RSAセキュリティ株式会社 コンサルティング本部 システムエンジニア 荒木 裕二氏 RSAセキュリティ株式会社
コンサルティング本部
システムエンジニア
荒木 裕二氏

 同社のコンサルティング本部 システムエンジニア 荒木 裕二氏は、「企業が真の意味でセキュリティを強化し、コンプライアンスに対応するためには、すべてのイベントデータを収集することが不可欠です。ところが一般的なログ管理システムに採用されるRDB(リレーショナル・データベース)では、膨大なログを正規化を掛けて収集・保存を実行するタイミングで収集すべきログの数を減らしてしまう可能性が高いのです」と指摘する。

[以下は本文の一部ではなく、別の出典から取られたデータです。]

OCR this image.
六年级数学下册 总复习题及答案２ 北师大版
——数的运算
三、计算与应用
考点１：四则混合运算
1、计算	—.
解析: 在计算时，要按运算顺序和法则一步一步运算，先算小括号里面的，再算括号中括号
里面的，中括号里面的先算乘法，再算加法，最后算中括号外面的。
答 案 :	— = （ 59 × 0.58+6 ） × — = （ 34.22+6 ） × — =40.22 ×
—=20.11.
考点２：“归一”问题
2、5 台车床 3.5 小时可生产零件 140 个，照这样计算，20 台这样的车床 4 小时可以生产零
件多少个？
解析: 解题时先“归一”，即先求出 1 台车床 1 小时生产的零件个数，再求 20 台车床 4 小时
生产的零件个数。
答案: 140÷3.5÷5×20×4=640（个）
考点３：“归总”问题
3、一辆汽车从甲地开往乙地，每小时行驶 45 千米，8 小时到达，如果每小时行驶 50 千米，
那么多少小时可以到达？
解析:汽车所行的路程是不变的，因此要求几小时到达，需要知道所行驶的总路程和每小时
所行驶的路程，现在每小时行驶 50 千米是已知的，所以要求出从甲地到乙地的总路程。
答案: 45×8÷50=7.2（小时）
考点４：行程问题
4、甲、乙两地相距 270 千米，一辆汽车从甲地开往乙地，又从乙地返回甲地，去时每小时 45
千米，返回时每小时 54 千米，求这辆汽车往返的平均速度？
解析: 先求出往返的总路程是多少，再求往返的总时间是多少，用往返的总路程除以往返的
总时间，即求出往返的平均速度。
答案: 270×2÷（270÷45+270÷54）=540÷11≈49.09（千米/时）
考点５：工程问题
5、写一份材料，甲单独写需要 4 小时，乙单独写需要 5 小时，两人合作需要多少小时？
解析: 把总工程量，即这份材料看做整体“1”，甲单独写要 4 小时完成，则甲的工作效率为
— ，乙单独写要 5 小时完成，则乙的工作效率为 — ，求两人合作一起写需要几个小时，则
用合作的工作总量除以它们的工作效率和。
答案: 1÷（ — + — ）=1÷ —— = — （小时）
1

 IPDBでは、マルチスレッド対応でリアルタイムにすべての生ログを収集することが可能であることはもちろん、余計なフィルタリングを実行しないため、高い処理能力を維持することもできる。また生ログは、70%〜95%圧縮してIPDBに保存できるので、ハードディスクを有効に活用することも可能。さらに荒木氏は、「保存されたログデータを監査証跡として利用するためには、データの正当性を証明できることが必須です。IPDBはログの改ざんを防止するWORM機能を実装することで、データが正当なプロセスのもとで生成されたことを証明します」と話す。